On Tuesday 7 January, Serge Telle, Minister of State, accompanied by Marie-Pierre Gramaglia, Minister for Public Works, the Environment and Urban Development, Frédéric Van Heems, Chief Executive Officer of Veolia Eau France, and Olivier Grunberg, Deputy Chairman of the Société Monégasque des Eaux, visited the Wastewater Treatment Plant (UTER), where work is currently under way to improve and increase its treatment capacity.
The Monaco plant treats not only wastewater from the Principality, but also water from a wider catchment area that includes Beausoleil and part of the Cap d'Ail and La Turbie areas. The plant is situated in the centre of the Fontvieille district, in the "Le Triton" building, a ten-storey industrial building constructed in the immediate vicinity of the Urban and Industrial Residues Incineration Plant. This facility was made possible from the outset thanks to the development of wastewater treatment technologies that combine compactness with efficiency and are nuisance-free.

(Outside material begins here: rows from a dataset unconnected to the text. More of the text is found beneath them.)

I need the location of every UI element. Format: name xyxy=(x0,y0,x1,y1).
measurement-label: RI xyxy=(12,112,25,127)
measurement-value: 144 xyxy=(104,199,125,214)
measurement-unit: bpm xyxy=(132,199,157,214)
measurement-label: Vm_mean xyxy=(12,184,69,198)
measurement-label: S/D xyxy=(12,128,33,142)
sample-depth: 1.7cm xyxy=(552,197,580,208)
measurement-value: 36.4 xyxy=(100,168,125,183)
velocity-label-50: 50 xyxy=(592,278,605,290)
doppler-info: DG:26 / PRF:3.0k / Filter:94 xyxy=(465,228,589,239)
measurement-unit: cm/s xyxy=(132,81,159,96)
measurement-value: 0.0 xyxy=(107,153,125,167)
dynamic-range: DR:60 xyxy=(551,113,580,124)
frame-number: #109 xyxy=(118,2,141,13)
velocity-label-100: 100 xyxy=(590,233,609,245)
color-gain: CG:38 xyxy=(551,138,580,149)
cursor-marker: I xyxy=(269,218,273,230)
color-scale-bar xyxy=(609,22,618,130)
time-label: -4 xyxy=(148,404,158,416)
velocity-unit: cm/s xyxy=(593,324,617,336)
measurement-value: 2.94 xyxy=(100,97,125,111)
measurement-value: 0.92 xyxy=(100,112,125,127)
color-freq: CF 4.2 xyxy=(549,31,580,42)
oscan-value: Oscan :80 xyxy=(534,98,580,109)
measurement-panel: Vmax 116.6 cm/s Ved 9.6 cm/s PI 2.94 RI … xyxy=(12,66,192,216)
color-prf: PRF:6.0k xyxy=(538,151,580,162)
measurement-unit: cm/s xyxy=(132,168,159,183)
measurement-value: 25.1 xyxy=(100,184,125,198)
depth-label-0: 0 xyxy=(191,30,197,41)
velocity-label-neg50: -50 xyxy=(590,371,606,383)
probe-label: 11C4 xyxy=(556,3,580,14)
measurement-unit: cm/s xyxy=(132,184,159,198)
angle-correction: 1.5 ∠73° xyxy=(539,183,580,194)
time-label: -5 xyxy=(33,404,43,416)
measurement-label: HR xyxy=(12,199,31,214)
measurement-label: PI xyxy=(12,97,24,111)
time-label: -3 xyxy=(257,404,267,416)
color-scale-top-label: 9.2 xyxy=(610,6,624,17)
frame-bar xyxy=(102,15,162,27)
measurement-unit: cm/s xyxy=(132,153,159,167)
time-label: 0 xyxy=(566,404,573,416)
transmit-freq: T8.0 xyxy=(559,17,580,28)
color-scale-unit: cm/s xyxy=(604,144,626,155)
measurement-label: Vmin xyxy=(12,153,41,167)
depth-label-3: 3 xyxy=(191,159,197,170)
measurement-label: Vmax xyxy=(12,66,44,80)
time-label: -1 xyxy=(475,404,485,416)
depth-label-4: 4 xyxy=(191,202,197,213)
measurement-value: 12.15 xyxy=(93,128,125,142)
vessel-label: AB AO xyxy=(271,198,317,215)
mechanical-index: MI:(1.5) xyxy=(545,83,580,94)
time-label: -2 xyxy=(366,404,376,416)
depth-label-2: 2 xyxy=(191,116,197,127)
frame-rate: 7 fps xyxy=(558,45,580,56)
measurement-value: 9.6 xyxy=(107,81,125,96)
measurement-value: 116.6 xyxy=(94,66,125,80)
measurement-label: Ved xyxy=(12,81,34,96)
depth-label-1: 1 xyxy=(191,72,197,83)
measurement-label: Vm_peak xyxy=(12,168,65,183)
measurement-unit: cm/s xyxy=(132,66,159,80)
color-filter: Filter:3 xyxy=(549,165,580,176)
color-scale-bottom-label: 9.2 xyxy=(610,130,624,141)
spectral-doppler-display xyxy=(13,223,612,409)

As part of the renewal of the SMEAUX public service concession contract, which was signed in 2015, extension work was envisaged on the UTER to increase its treatment capacity by 30% and cope with changes in flows of pollutants in the years to come.
This work necessitated the removal of the two levels of car parking on the Triton and the installation of advanced, innovative technology known as MBBR (Moving Bed Biofilm Reactor). This biological treatment makes it possible to meet the most demanding discharge standards.
Particular importance was placed on the safety aspect of the construction site throughout the work. In order to treat the additional volumes of foul air, an activated carbon deodorisation system was installed. Although only 80% of the construction work has been completed, effective purification has already been achieved in the majority of cases.
Completion of the work is estimated for September 2020, ahead of the initial schedule, which had set the completion date for the end of the year.
Half of the EUR 32 million project has been financed by the State, and half by the SMEaux. This project is a major part of the Principality's sustainable development policy. It is important that wastewater is treated in Monaco in the most efficient way, despite the space constraints of this plant, which is a model of integration in an urban environment.